From the full-on screeching audio assault of his former electronic noise-punk group, Atari Teenage Riot, to the varied arrangements of his solo work, German musician Alec Empire is well versed in the power of utilizing the sounds and aesthetic of videogames in his music. For close to two decades, his music and politics have been hard-edged, unforgiving and nothing short of revolutionary.
One of the revolutions he inspired fits in the palm of your hand. Empire was among the earlier artists to adopt what has now become the audio weapon of choice in the digital underground: a Nintendo Game Boy.
"It was obvious to me. When I started Atari Teenage Riot I loved the idea of using a tool which is supposed to be a videogame only. Of course the Atari back then was a proper little computer like Amiga," says Empire.
Made largely possible by a few DIY programmers' effort, a growing number of musicians continue to find ways to incorporate 8-bit sounds into their art.

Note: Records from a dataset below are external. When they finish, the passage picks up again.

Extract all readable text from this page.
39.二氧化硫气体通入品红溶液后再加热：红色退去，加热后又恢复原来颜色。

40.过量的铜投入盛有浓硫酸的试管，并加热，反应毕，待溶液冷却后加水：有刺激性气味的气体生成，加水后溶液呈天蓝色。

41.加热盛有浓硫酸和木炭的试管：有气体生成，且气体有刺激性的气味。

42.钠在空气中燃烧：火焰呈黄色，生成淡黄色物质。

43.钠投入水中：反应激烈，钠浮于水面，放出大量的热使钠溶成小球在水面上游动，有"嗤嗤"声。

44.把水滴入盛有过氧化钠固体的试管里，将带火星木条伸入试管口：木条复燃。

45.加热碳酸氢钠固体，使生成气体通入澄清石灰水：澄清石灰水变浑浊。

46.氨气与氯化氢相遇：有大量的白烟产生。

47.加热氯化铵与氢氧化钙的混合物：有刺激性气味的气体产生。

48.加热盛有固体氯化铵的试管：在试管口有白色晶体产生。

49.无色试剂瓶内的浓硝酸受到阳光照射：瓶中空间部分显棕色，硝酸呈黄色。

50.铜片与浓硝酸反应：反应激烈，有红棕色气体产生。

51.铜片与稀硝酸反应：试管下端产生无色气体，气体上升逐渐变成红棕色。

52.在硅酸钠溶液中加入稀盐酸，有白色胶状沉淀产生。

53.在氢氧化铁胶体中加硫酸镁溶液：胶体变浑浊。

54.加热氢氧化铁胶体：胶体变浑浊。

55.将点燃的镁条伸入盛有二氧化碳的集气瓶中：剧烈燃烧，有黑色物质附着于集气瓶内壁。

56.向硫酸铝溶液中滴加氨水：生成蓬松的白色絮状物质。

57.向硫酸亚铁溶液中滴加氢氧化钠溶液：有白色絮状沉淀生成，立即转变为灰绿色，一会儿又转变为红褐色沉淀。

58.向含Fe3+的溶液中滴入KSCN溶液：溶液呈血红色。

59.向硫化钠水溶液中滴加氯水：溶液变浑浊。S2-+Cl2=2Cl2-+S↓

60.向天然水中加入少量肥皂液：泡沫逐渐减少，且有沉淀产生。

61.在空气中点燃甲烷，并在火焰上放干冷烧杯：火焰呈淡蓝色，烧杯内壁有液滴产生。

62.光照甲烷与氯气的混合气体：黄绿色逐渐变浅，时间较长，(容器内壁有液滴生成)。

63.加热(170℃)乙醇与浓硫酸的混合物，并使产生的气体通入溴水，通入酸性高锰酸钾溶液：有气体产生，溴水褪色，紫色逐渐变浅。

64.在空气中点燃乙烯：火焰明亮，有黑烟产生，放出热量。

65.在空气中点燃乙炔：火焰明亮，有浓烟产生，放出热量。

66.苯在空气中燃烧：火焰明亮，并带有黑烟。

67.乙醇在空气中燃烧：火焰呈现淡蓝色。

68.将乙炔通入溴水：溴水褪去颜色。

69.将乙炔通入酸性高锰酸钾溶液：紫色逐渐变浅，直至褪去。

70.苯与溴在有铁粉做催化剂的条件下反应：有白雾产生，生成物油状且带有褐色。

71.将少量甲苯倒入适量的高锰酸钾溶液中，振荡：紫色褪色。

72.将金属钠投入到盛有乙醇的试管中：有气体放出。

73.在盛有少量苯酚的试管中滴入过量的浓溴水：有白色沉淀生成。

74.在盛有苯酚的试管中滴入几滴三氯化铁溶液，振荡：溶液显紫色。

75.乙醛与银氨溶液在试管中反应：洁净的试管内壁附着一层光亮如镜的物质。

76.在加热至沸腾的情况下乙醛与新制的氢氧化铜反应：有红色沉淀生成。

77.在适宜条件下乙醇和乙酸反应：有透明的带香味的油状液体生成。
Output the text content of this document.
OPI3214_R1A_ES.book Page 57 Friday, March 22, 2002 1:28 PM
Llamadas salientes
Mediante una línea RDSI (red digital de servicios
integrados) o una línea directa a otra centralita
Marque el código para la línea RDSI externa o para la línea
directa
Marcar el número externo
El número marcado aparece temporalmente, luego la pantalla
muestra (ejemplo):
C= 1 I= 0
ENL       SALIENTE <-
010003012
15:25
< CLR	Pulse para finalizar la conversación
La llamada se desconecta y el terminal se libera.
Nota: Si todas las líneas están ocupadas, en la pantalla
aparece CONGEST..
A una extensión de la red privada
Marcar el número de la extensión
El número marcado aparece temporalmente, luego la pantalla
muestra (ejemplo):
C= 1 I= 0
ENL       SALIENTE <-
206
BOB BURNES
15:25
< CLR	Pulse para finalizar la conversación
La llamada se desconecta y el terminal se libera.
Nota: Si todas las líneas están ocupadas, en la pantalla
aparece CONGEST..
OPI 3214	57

Perhaps unwittingly, Nintendo laid the groundwork for the coming revolution when it released the Game Boy Camera accessory in 1998. A limited sound sequencing program was built into the device. To access the program users have to play a space shooter game and blast down a particular ship, which unlocks the sequencer.
"When Nintendo released the music program I just had to get it," says Empire. He went on to create a 75-minute double album using the simple three-channel sound program.
We Punk Einheit
Empire recalls having Game Boy "Out" parties in Berlin, back in 1998. DJs were called "body snatchers," and the events featured videogame music interspersed with No Wave and bizarre Japanese art records.
"I was so bored with the British music press praising The Beatles on and on. At those parties we wanted to draw a line once and for all and reject the old tradition of music making, which is still stopping or slowing down the evolution of music," he says. "I grew up in Berlin. The artists in Germany made a fresh start after the Hitler regime. They thought that if a society that evil came out from the art created before it, then we must invent a new way of thinking and creating."
The 26-song album of Game Boy music he released the following year documents the vibe of that time, just a decade after the Berlin wall came down.
Under the moniker Nintendo Teenage Robots, Empire released We Punk Einheit on his label, Digital Hardcore Recordings, in 1999.
Most songs on the album are simultaneously exciting and painful to listen to. The music is mainly looping blips and beeps, merged with digitized blasts from the noise channel. At times the music undulates, almost danceable; other times it degenerates into chaos. Listening to the whole album blasted at high volume feels like having your brain hard-wired into a classic console.
"The feedback that I got from people was 'How on Earth did you come up with that on this little machine?'" says Empire.